Re: PR luvvie
"But spaceX still have to do the inflight abort test, and prove that the strut issue is behind them by doing a few more launches."
Sure, they have to get some successful flights off the ground, but there's more to it than that. The last flight failed because their quality assurance wasn't up to scratch. SpaceX said as much. If they've done nothing to change that, and merely decided to take a closer look at that strut, then no one knows what other problems are lurking in their manufacturing build chain. If they had poor quality assurance on struts, what else were they not looking at properly?
Effectively the next few flights are a test of the processes they have for building a rocket, not really a test of the design itself. Once you've had a single successful launch (which they have), the design is proven. Every failure after that is down to the inability to control the build of that design, which is seemingly where SpaceX have been for some time now. And if they've still not got the right build quality assurance process then their rockets will continue to fall out of the sky.
Of course, SpaceX aren't stupid and I'm sure they know this as well as anyone else. I hope that they have got on top of their process problems. If they haven't, someone will eventually have to call a halt to their activities if they haven't gone bust first. You can't keep launching rockets over people's heads without a satisfactory approach to quality control, not in this day and age.
Russians
The Russians are still learning things about the way they build their 1960s design. The routing of a pipeline was thought to be non-critical until quite recently. Then they built one where this pipe, purely by chance whim of the construction engineers on the day, shared a bracket with another. The fact that one of them was carrying a cryogenically cold fluid and would freeze the fluid in the other (the heat being conducted by the bracket) was something they discovered only after it failed and crashed... Needless to say the pipeline routing has been rethought.
Arianne
The first Arianne 5 suffered a navigation failure due to dodgy re-use of Arianne 4 software (the spec was fine, but the actual implementation didn't quite meet the spec. Very embarassing). It was blown up by the range safey system. They've had only 2 out of 83 outright launch failures, and those were both a long time ago in 2002. They've been sending them up regular as clockwork for years now, and from what I hear they very rarely suffer even 1 second of launch delay (except for weather).

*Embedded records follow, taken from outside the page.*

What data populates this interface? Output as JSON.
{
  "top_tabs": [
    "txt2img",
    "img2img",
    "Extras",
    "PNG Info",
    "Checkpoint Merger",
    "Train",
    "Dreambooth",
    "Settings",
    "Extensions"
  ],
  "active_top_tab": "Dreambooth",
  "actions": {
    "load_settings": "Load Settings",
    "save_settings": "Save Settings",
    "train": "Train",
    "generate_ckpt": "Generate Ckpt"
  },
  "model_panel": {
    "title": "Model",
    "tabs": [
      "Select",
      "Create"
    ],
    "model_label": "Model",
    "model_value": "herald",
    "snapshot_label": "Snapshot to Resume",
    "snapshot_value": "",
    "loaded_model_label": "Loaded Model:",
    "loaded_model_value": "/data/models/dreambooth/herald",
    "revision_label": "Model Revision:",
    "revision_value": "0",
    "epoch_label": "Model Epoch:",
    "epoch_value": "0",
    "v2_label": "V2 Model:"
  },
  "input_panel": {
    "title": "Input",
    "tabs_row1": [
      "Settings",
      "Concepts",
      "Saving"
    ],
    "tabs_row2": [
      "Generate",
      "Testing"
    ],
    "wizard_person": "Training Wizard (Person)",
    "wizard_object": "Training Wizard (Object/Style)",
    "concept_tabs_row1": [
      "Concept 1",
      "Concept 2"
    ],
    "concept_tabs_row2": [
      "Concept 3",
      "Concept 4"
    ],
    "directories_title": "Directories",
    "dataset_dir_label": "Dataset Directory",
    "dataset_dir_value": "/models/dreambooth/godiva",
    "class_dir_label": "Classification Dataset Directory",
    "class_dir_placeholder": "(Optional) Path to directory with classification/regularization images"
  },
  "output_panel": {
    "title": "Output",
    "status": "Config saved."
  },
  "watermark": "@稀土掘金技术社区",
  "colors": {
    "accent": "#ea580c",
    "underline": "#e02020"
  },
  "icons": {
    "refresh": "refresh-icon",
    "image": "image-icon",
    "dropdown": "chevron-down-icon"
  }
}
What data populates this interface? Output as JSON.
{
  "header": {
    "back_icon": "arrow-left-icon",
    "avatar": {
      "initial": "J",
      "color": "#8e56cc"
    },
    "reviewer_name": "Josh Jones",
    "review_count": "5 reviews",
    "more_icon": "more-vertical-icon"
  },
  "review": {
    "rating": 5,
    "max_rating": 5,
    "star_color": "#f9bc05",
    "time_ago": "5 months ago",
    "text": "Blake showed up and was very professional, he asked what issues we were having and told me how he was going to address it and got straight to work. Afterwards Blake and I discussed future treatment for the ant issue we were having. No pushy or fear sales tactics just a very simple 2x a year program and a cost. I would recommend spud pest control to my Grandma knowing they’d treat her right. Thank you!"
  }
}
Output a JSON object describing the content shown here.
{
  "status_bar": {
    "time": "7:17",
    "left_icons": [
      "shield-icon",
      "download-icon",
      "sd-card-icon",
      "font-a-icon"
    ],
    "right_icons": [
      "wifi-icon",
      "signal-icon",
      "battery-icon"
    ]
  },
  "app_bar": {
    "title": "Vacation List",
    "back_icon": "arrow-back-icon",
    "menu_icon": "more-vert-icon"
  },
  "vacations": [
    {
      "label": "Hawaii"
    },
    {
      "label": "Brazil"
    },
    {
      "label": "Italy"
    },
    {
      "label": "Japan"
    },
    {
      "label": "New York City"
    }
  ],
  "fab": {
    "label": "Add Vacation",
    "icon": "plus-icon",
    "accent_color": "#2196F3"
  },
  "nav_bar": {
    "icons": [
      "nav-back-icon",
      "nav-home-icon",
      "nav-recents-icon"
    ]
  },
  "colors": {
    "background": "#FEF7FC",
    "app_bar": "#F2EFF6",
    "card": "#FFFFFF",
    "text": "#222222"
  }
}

Commercially speaking Arianne is a rock-solid proposition; slightly more expensive than, say SpaceX, but your $billion satellite will get launched on time into the right orbit with the cheapest insurance premium in the business. That commercial certainty is worth a fortune to the companies that commission and operate satellites, far more than the actual cost of the launch (thought to be €100million for Ariane 5).
All the time your satellite is sat on the ground waiting for the launcher guys to get their act together you're losing a monumental fortune in lost revenue, interest payments and programme costs. A cheap launch that's 6 months late is hugely expensive for the satellite owners.